McNeill is one of the most perceptive chroniclers of Northern Ireland as it was before the start of the Troubles, but she rarely engages directly with religion or politics. Instead she portrays the emotional paralysis of her society (itself a counterpoint to the political limbo of the Northern Irish state). As Strangers Here is set in the aftermath of an IRA bomb and focuses on a clergyman, the Reverend Edward Ballater. While it is a novel all too aware of the reality of Northern Ireland as “a place whereby unhappy history chained the future to the past”, where the faith of Ballater’s congregation “wasn’t of any personal conviction but a set of inherited beliefs”, McNeill turns away from the wider issues to focus on Ballater’s acceptance that he has been deceiving himself about the frustrations of his marriage. It is this focus on domestic life that builds a sense of the larger psychological and emotional costs wrought by the social tensions and political conflicts of that time and place. It is typical of McNeill’s subtle, evocative style, its ironic humour and the unflinching honesty of her observation that her novels are interested in the individual and not society.

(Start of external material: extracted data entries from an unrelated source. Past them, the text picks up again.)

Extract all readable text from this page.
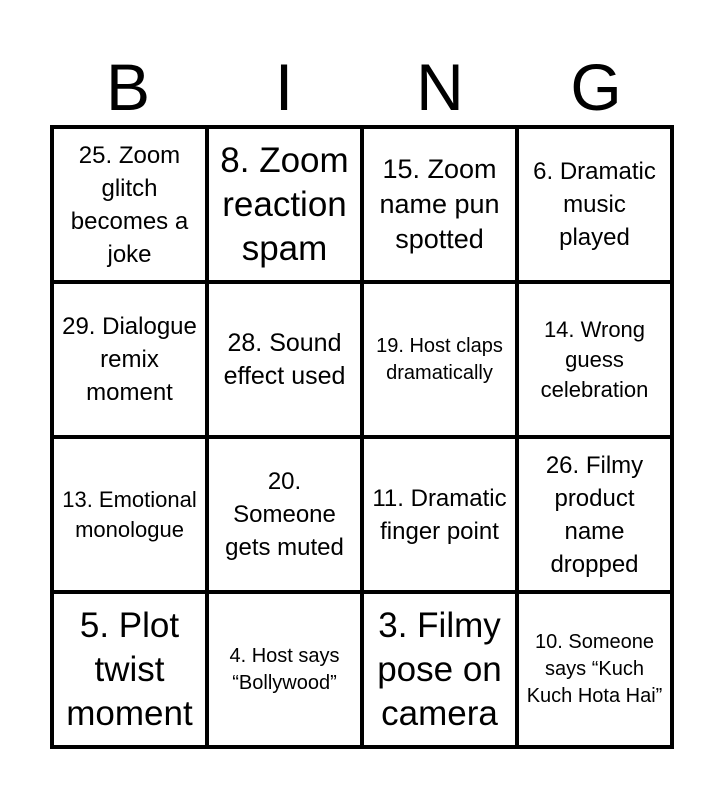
B	I	N	G
25. Zoom glitch becomes a joke
8. Zoom reaction spam
15. Zoom name pun spotted
6. Dramatic music played
29. Dialogue remix moment
28. Sound effect used
19. Host claps dramatically
14. Wrong guess celebration
13. Emotional monologue
20. Someone gets muted
11. Dramatic finger point
26. Filmy product name dropped
5. Plot twist moment
4. Host says “Bollywood”
3. Filmy pose on camera
10. Someone says “Kuch Kuch Hota Hai”
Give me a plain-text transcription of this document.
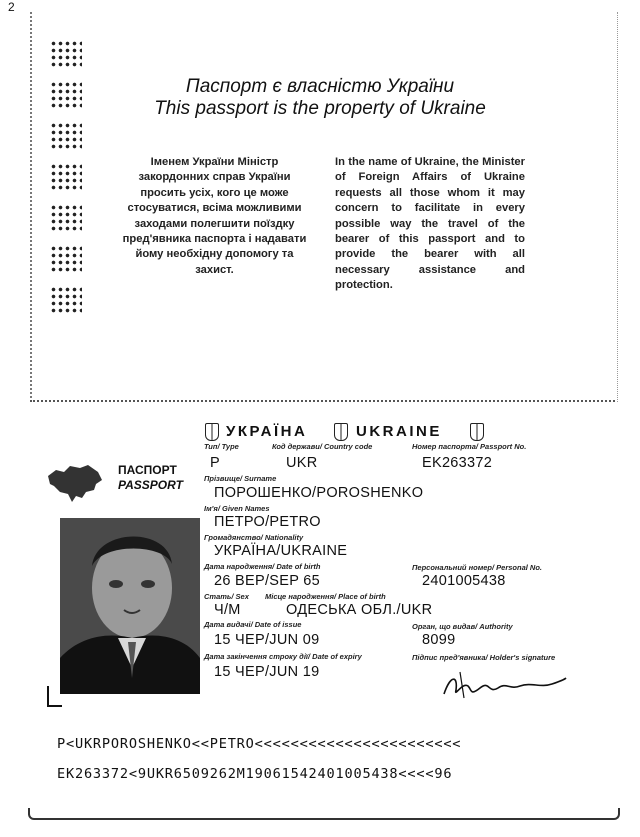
2
Паспорт є власністю України
This passport is the property of Ukraine
Іменем України Міністр закордонних справ України просить усіх, кого це може стосуватися, всіма можливими заходами полегшити поїздку пред'явника паспорта і надавати йому необхідну допомогу та захист.
In the name of Ukraine, the Minister of Foreign Affairs of Ukraine requests all those whom it may concern to facilitate in every possible way the travel of the bearer of this passport and to provide the bearer with all necessary assistance and protection.
УКРАЇНА	UKRAINE
ПАСПОРТ
PASSPORT
Тип/ Type
P
Код держави/ Country code
UKR
Номер паспорта/ Passport No.
EK263372
Прізвище/ Surname
ПОРОШЕНКО/POROSHENKO
Ім'я/ Given Names
ПЕТРО/PETRO
Громадянство/ Nationality
УКРАЇНА/UKRAINE
Дата народження/ Date of birth
26 ВЕР/SEP 65
Персональний номер/ Personal No.
2401005438
Стать/ Sex
Ч/M
Місце народження/ Place of birth
ОДЕСЬКА ОБЛ./UKR
Дата видачі/ Date of issue
15 ЧЕР/JUN 09
Орган, що видав/ Authority
8099
Дата закінчення строку дії/ Date of expiry
15 ЧЕР/JUN 19
Підпис пред'явника/ Holder's signature
P<UKRPOROSHENKO<<PETRO<<<<<<<<<<<<<<<<<<<<<<<
EK263372<9UKR6509262M19061542401005438<<<<96
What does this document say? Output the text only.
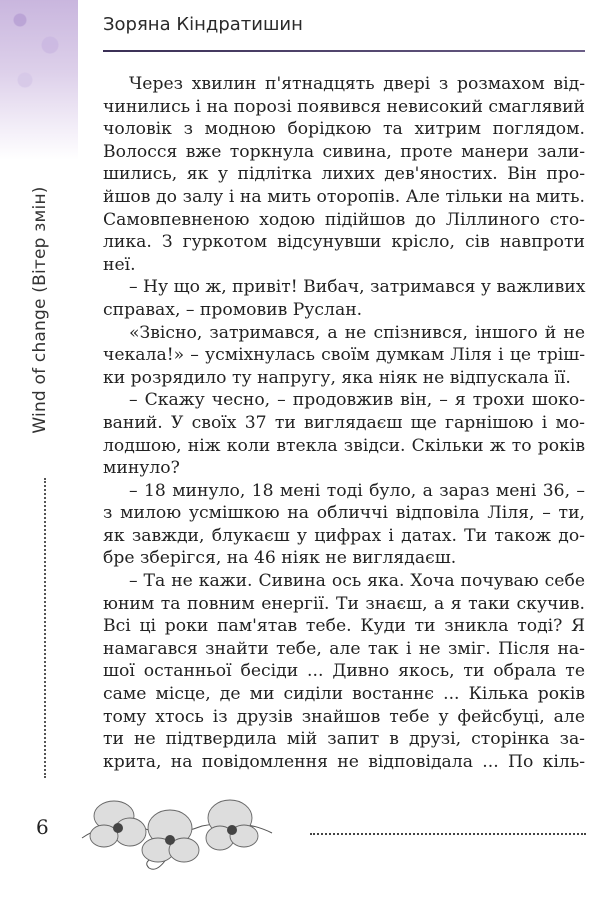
Wind of change (Вітер змін)
Зоряна Кіндратишин
Через хвилин п'ятнадцять двері з розмахом від-
чинились і на порозі появився невисокий смаглявий
чоловік з модною борідкою та хитрим поглядом.
Волосся вже торкнула сивина, проте манери зали-
шились, як у підлітка лихих дев'яностих. Він про-
йшов до залу і на мить оторопів. Але тільки на мить.
Самовпевненою ходою підійшов до Ліллиного сто-
лика. З гуркотом відсунувши крісло, сів навпроти
неї.
– Ну що ж, привіт! Вибач, затримався у важливих
справах, – промовив Руслан.
«Звісно, затримався, а не спізнився, іншого й не
чекала!» – усміхнулась своїм думкам Ліля і це тріш-
ки розрядило ту напругу, яка ніяк не відпускала її.
– Скажу чесно, – продовжив він, – я трохи шоко-
ваний. У своїх 37 ти виглядаєш ще гарнішою і мо-
лодшою, ніж коли втекла звідси. Скільки ж то років
минуло?
– 18 минуло, 18 мені тоді було, а зараз мені 36, –
з милою усмішкою на обличчі відповіла Ліля, – ти,
як завжди, блукаєш у цифрах і датах. Ти також до-
бре зберігся, на 46 ніяк не виглядаєш.
– Та не кажи. Сивина ось яка. Хоча почуваю себе
юним та повним енергії. Ти знаєш, а я таки скучив.
Всі ці роки пам'ятав тебе. Куди ти зникла тоді? Я
намагався знайти тебе, але так і не зміг. Після на-
шої останньої бесіди ... Дивно якось, ти обрала те
саме місце, де ми сиділи востаннє ... Кілька років
тому хтось із друзів знайшов тебе у фейсбуці, але
ти не підтвердила мій запит в друзі, сторінка за-
крита, на повідомлення не відповідала ... По кіль-
6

McNeill began to publish alongside the young Brian Moore, whose early novels also focus on the loneliness and frustrations of life in a dour Belfast. McNeill’s finest novel, The Maiden Dinosaur, parallels Moore’s The Lonely Passion of Judith Hearne. Significantly, Brian Moore once wrote of his novel, “I make no apology for its being about an uninteresting woman.” Sarah Vincent, the central character of The Maiden Dinosaur, appears to be an uninteresting woman. She presents herself as an aged schoolgirl, particularly to the friends she has known since school, but she has an inner life as a poet, though one whose work is dismissed by a patronising, male, critic: “’Work in miniature, perhaps one might say,’ the young man smiled, making it sound like needlework.” Like many writers (Jane Austen and Barbara Pym, for instance) McNeill’s work was once dismissed for its attention to domestic life.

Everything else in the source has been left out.